Читаем О Викторе Некрасове полностью

— Во! Видал! — В. Некрасов указал пальцем. — След пещерного человека. — Он был зол, потрясенный гибнущей красотой. — На всякое монументальное г… гробим миллионы. А чтоб сберечь такое, — кивнул он на собор, — крохоборничаем… Ладно ваши местные культуртрегеры с нищим бюджетом… Но министерство культуры!.. Армяне тоже хороши! Скинулись бы с Украиной, с министерством культуры на реставрацию. Хотя бы хачкары армяне увезли в Ереван. Кто знает, что на них записано? — он сказал именно «записано», а не «написано», как бы охватывая этим словом века и эпохи, в которые народ вел летописи своей истории. Он тонко чувствовал нюансы слова.

Я заметил, что местные власти обращались в какие-то инстанции, вроде были обещания изыскать средства.

— Лепет! — оборвал меня Некрасов. — Обещали! Знаю я эти обещания!..

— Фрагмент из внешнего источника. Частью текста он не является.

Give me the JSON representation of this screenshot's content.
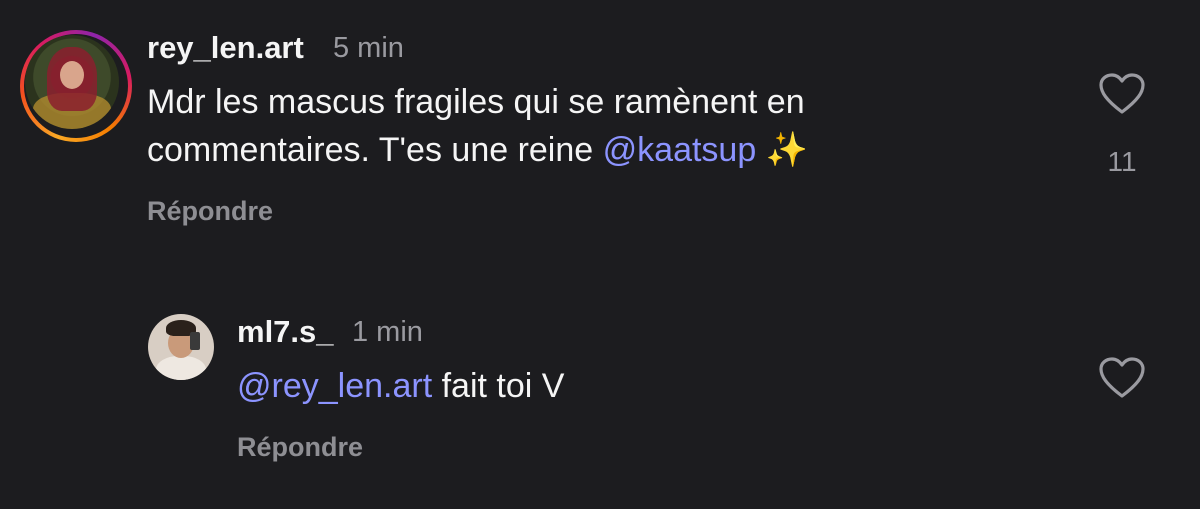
{
  "comments": [
    {
      "username": "rey_len.art",
      "timestamp": "5 min",
      "text_line1": "Mdr les mascus fragiles qui se ramènent en",
      "text_line2_prefix": "commentaires. T'es une reine ",
      "mention": "@kaatsup",
      "emoji": "✨",
      "reply_label": "Répondre",
      "like_count": "11",
      "like_icon": "heart-outline-icon"
    },
    {
      "username": "ml7.s_",
      "timestamp": "1 min",
      "mention": "@rey_len.art",
      "text_suffix": " fait toi V",
      "reply_label": "Répondre",
      "like_icon": "heart-outline-icon"
    }
  ],
  "colors": {
    "background": "#1c1c1f",
    "text": "#f5f5f5",
    "muted": "#9a9aa0",
    "mention": "#8c94ff"
  }
}
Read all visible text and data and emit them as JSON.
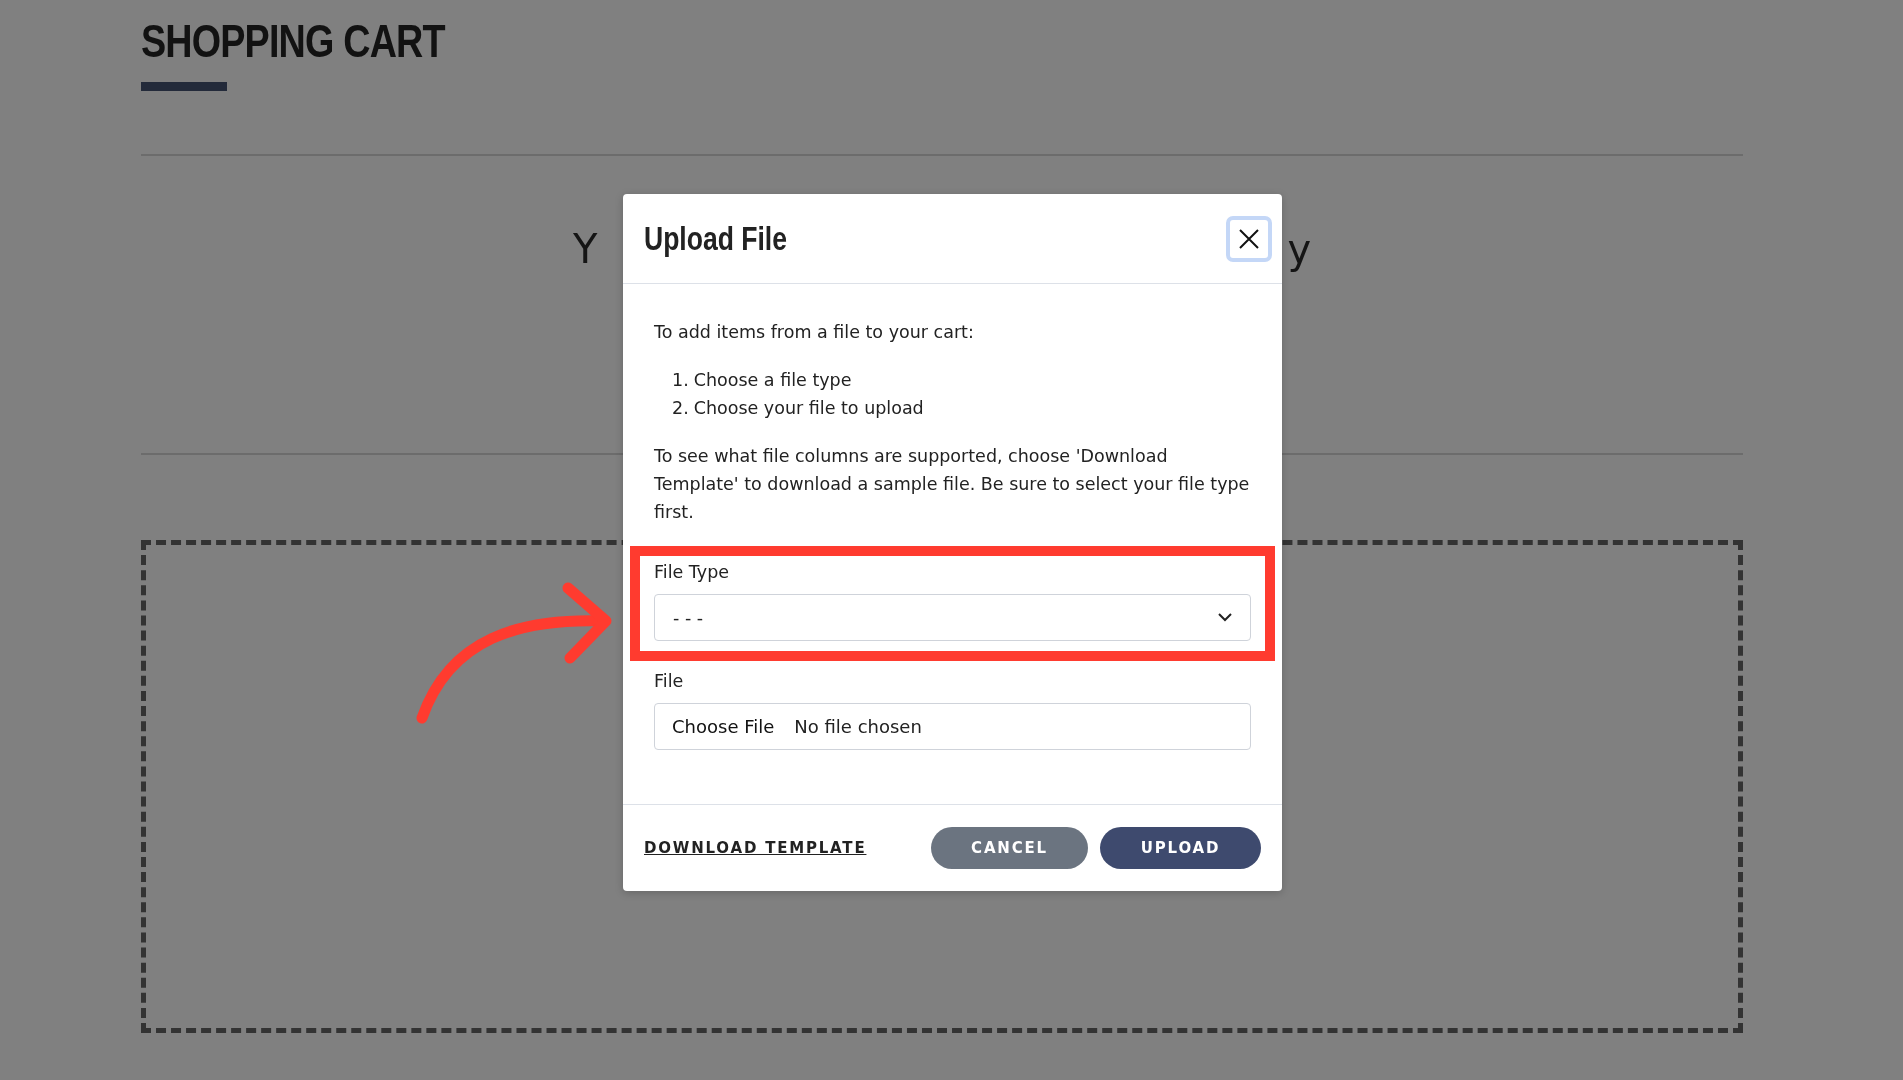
{
  "page": {
    "title": "SHOPPING CART",
    "message_left": "Y",
    "message_right": "y"
  },
  "annotation": {
    "kind": "arrow-and-frame"
  },
  "dialog": {
    "title": "Upload File",
    "intro": "To add items from a file to your cart:",
    "steps": [
      {
        "number": "1.",
        "text": "Choose a file type"
      },
      {
        "number": "2.",
        "text": "Choose your file to upload"
      }
    ],
    "note": "To see what file columns are supported, choose 'Download Template' to download a sample file. Be sure to select your file type first.",
    "file_type": {
      "label": "File Type",
      "value": "- - -"
    },
    "file": {
      "label": "File",
      "button": "Choose File",
      "status": "No file chosen"
    },
    "download_link": "DOWNLOAD TEMPLATE",
    "buttons": [
      {
        "label": "CANCEL",
        "kind": "secondary"
      },
      {
        "label": "UPLOAD",
        "kind": "primary"
      }
    ]
  }
}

С тех пор, как мы с Некрасовым покинули дворик Армянского собора, прошло четверть века. Собор продолжает разрушаться. Хачкары куда-то исчезли. Куда? Хочется верить, что кто-то совестливый укрыл их, чтоб сохранить. Я не раз говорил армянским друзьям-писателям, деятелям культуры, они собирались объединить усилия с реставраторами Украины. Но воз и поныне там.

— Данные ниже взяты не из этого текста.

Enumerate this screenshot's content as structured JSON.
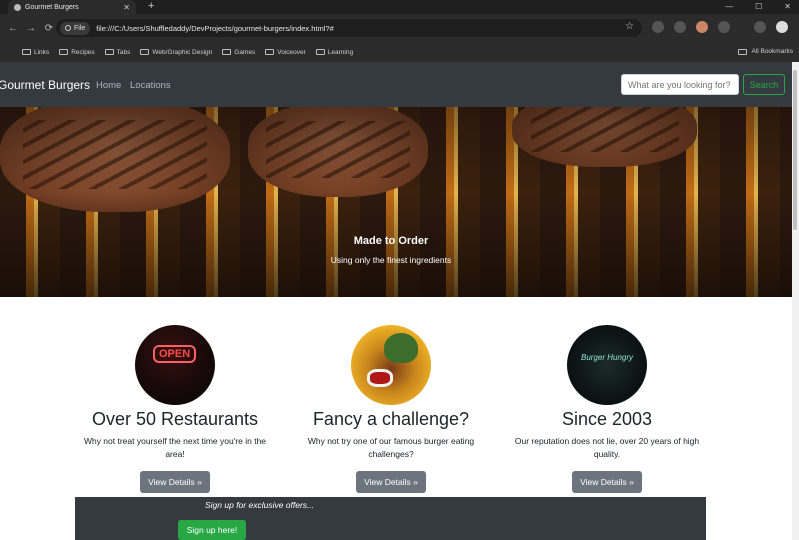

Когда мы вышли в центр, Некрасов вдруг спросил:

— «Интурист» далеко?

— Нет, в двух шагах.

— Ладно, ты иди домой. Я сам доберусь. Спасибо тебе, — как-то торопливо сказал он. — Будешь в Киеве, звони.

Попрощались.

Через месяц я получил от него бандероль — однотомник избранного. Книга была потрепанная, надорванный титульный лист был аккуратно подклеен полоской бумаги, на нем дарственный автограф, в скобках приписка: «…ремонт за счет автора».

Следующая наша встреча произошла в обстоятельствах необычных, в совсем уж трудные для Некрасова времена. Да и не только для него. Хрущевская «оттепель» окончилась вовсе. Началась слякоть. Вольнолюбивые надежды и деяния, очнувшиеся после XX съезда, были загнаны в мрачный тоннель, в конце которого погасили свет. Охота за ведьмами шла по всей стране. В Белоруссии топтали Василя Быкова. На Украине тоже шли идеологические погромы. Заталкивали кляпы в рот прекрасным поэтам, прозаикам, критикам: Лине Костенко, Дмитру Павлычко, Ивану Драчу, Миколе Винграновскому, Борису Харчуку, Ивану Дзюбе и многим другим.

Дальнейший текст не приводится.